La longue quête nocturne d’une chambre se termine à l’hôtel
« Les Quatre Vents »
à Sestri Levante, au bord de la mer ; les pensionnaires bénéficient d’un carré de plage délimité par des cordages montés sur des piquets métalliques et, à l’intérieur de ce parc, d’un parasol de toile bleue contre le manche duquel sont appuyées deux chiliennes de la même toile, pour le moment couchées et pliées ; le sol de sable, exempt de cailloux, a été ratissé. Le galet est petit et vert, irrégulier de forme et de volume ; son fond obscur est constellé de lunes plus claires en léger relief qui se chevauchent parfois jusqu’à former des amas, opérer des fusions, globules dont le lent mouvement a été fixé dans la gangue foncée et semble-t-il moins résistante que ces capsules dont le noyau central présente une troisième nuance (intermédiaire) de vert, cellules agrandies, parfois étirées en ovales approximatifs, visibles à l’œil nu, de tissus durcis et cassés puis lentement usés par les flots. Les variétés de ces échantillons semblent infinies, soit que les dégradés de vert se différencient encore, au hasard des amalgames, soit que le contact avec d’autres types de roches ait produit des altérations de proximité dans les nuances et dans les formes, soit que le tracé de veines hétérogènes ait perturbé puis remplacé le fouillis des satellites incrustés. A droite de la plage, deux bateaux émergés rouillent près d’un hangar abandonné et diverses pièces métalliques inutilisables traînent ; sur la gauche, les à-pics des falaises se prolongent par un îlot pointu cerclé de roches acérées, supplément sauvage de ce bout du monde composite et désordonné. Un nouveau caillou verdâtre se colore soudain d’un rouge foncé, choc qui en fait presque un morceau de marbre de Campan.

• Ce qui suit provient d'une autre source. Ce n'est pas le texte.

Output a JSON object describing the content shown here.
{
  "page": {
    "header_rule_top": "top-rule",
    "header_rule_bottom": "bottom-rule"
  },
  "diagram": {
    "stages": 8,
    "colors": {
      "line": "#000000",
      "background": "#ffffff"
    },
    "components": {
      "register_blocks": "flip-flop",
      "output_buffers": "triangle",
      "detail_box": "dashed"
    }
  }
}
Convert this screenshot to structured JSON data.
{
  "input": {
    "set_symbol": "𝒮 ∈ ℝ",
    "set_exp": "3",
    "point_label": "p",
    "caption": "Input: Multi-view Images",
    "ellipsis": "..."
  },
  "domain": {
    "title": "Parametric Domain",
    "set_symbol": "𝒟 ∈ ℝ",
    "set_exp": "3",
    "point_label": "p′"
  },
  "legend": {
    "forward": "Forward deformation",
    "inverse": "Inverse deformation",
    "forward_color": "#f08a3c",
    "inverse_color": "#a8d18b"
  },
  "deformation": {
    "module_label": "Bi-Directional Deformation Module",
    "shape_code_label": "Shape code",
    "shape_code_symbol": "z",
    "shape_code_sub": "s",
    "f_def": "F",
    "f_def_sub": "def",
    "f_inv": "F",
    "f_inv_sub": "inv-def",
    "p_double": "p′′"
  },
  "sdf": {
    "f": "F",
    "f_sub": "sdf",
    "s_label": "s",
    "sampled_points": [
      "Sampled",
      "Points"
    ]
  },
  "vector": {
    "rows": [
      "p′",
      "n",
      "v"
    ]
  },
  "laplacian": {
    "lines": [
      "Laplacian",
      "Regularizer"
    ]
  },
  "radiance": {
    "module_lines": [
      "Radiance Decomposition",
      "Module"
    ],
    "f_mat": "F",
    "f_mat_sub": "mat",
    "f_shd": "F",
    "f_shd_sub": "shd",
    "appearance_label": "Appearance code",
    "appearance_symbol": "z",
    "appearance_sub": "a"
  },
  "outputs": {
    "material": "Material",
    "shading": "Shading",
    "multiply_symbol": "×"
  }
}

Tubulures coudées dynamiques : elles se constituent peu à peu à partir d’un point imprévisible et se développent en trois dimensions, selon l’illusion représentative bien connue. Le tracé est rapide et chaque fois différent ; il faudrait sans doute une très vaste expérience pour commencer à trouver des lois à ces inscriptions variables qui, pourtant, ont été programmées. Une seule couleur est employée d’abord ; le changement se fait imperceptiblement, le logiciel activant un point dans le fouillis des lignes de fuite pour opérer la mutation, à l’endroit ou le tube retors est le plus fin et le plus embrouillé, ou carrément un point extérieur au cadre de l’écran, au moment où, porté au premier plan, l’épaisseur du trait légèrement ombré pour restituer l’arrondi, est la plus large. Ainsi, jusqu’à trois ou quatre couleurs différentes peuvent être employées avant que l’image complexe enfin obtenue ne se dissolve, simultanément rongée par le noir du fond en de multiples endroits, avant que ne surgisse l’amorce en boule d’un nouveau tube qui rapidement se développe, bifurque et repart encore, se superposant à ses dérives antérieures sans jamais les croiser, chaque chevauchement recouvrant le précédent dans l’espace virtuel de la fausse profondeur, constituant parfois des amas presque organiques tant abondent les circonvolutions. Ni la beauté ni l’audace ne sont absentes de certaines compositions affichant au premier plan des barreaux formidables ou, à l’arrière-plan, des armatures de maisons japonaises dont le quadrillage serré est ceint d’ensembles plus vastes qui l’organisent en plausibles parois coulissantes. On se perd en conjectures.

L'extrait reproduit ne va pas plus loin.